Moyer, C.J., Douglas, Wolff and Cook, JJ., concur. Wright and Pfeifer, JJ., dissent. William H. Wolff, Jr., J., of the Second Appellate District, sitting for F.E. Sweeney, J.





Dissenting Opinion

Wright, J.,

dissenting. This court, both by words and by actions, has adopted the position that the sentence of death is a very different kind of penalty from any other that our state may impose. During the past ten and one-half years, I have had the ofttimes trying duty of reviewing more than six-score capital cases. I must say that only two or three of these cases involved persons whom society would have any interest in rehabilitating. Joseph D’Ambrosio, the appellant in this case, is an exception to the general rule just stated.

During the mitigation stage of the proceedings, appellant presented a substantial amount of testimony supporting the idea that he is perfectly capable of making an honest living, acting responsibly, and contributing to society after serving a twenty- or thirty-year sentence. The circumstances of this case indicate that this murder was much out of appellant’s character. D’Ambrosio’s responsibility was limited by his subordinate role and the fact that he was under the influence of alcohol at the time of the crime. Voluntary intoxication may be a mitigating factor if it either lessens the moral culpability of a defendant for an offense or renders the death sentence less appropriate in a given case. See State v. Sowell (1988), 39 Ohio St.3d 322, 325, 530 N.E.2d 1294, 1300.

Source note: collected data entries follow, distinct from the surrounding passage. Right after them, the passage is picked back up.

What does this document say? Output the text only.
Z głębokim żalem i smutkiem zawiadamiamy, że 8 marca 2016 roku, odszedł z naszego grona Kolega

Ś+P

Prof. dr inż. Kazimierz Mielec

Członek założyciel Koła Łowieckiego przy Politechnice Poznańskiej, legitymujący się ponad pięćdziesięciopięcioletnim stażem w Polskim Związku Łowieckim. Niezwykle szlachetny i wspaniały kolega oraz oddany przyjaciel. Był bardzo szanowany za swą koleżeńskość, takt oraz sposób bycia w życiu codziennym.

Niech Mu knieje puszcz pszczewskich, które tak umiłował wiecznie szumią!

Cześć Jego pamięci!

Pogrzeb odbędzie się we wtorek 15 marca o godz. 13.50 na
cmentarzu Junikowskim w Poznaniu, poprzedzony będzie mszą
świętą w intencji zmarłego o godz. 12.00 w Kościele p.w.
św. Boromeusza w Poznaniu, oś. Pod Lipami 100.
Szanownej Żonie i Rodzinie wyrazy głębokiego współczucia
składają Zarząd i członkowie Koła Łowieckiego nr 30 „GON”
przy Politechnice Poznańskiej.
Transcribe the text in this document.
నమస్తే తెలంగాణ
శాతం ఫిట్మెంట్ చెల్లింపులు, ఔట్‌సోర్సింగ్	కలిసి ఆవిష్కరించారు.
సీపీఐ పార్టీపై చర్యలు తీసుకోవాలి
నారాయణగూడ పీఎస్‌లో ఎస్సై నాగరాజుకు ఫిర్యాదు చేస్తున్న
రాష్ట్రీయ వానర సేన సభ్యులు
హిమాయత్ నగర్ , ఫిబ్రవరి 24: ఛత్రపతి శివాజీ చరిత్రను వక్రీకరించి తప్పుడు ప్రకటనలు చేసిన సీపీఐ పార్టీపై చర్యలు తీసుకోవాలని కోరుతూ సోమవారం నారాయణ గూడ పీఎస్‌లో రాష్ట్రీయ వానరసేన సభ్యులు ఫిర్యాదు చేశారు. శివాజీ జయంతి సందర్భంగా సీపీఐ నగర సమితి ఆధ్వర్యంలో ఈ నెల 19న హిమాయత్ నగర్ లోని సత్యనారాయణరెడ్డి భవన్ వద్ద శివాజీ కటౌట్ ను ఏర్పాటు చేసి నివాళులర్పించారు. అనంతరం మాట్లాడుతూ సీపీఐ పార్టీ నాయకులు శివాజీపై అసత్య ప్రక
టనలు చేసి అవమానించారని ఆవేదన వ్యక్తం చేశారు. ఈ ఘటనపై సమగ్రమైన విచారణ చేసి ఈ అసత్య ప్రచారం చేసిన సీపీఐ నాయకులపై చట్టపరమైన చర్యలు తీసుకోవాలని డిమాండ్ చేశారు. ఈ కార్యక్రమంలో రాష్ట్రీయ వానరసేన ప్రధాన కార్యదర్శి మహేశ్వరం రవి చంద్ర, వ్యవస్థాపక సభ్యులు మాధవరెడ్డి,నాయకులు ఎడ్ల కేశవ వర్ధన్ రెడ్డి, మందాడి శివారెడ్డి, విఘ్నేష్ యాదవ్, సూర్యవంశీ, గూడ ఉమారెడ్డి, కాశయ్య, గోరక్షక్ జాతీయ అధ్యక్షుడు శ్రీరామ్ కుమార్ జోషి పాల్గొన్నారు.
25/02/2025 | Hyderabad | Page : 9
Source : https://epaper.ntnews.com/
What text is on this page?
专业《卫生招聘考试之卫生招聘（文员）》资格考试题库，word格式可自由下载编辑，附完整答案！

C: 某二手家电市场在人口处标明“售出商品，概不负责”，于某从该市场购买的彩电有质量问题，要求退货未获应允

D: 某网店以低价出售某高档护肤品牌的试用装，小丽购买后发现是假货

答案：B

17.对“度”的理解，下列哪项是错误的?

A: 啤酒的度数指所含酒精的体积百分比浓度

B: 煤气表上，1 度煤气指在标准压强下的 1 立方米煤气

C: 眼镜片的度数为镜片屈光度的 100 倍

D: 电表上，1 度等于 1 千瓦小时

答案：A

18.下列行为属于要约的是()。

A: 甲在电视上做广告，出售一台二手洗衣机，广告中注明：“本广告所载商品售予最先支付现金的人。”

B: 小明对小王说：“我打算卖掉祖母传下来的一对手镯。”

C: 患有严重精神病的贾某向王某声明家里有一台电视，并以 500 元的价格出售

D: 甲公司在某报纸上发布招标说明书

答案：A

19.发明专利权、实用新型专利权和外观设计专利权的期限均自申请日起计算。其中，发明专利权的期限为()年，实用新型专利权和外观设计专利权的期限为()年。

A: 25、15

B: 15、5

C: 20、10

Furthermore, D’Ambrosio has an excellent military record. He served in the United States Army from 1981 through 1985, graduated early from his training course and reached the grade of E-5 (sergeant) in less than three years. D’Ambrosio earned the Good Conduct and Army Achievement medals and a commendation for providing “outstanding maintenance” to his brigade during a field exercise. Upon declining the army’s offer to promote him if he reenlisted, D’Ambrosio received an honorable discharge. After his discharge he had difficulty finding high-skilled work, but did remain gainfully employed through most of the period from the time of his discharge to the time of his arrest in September 1988. Aside from two DWIs, D’Ambrosio has no significant prior criminal convictions and delinquency adjudications. D’Ambrosio participated in this crime as a follower, not as an instigator. I believe beyond any question that the aggravating circumstance does not outweigh the mitigating factors beyond a *149reasonable doubt. In point of fact, the mitigating factors are sufficient to outweigh the aggravating circumstance.

Accordingly, I would reverse the death sentence and remand this cause to the trial court for further proceedings pursuant to State v. Penix (1987), 32 Ohio St.3d 369, 513 N.E.2d 744.

Pfeifer, J., concurs in the foregoing dissenting opinion.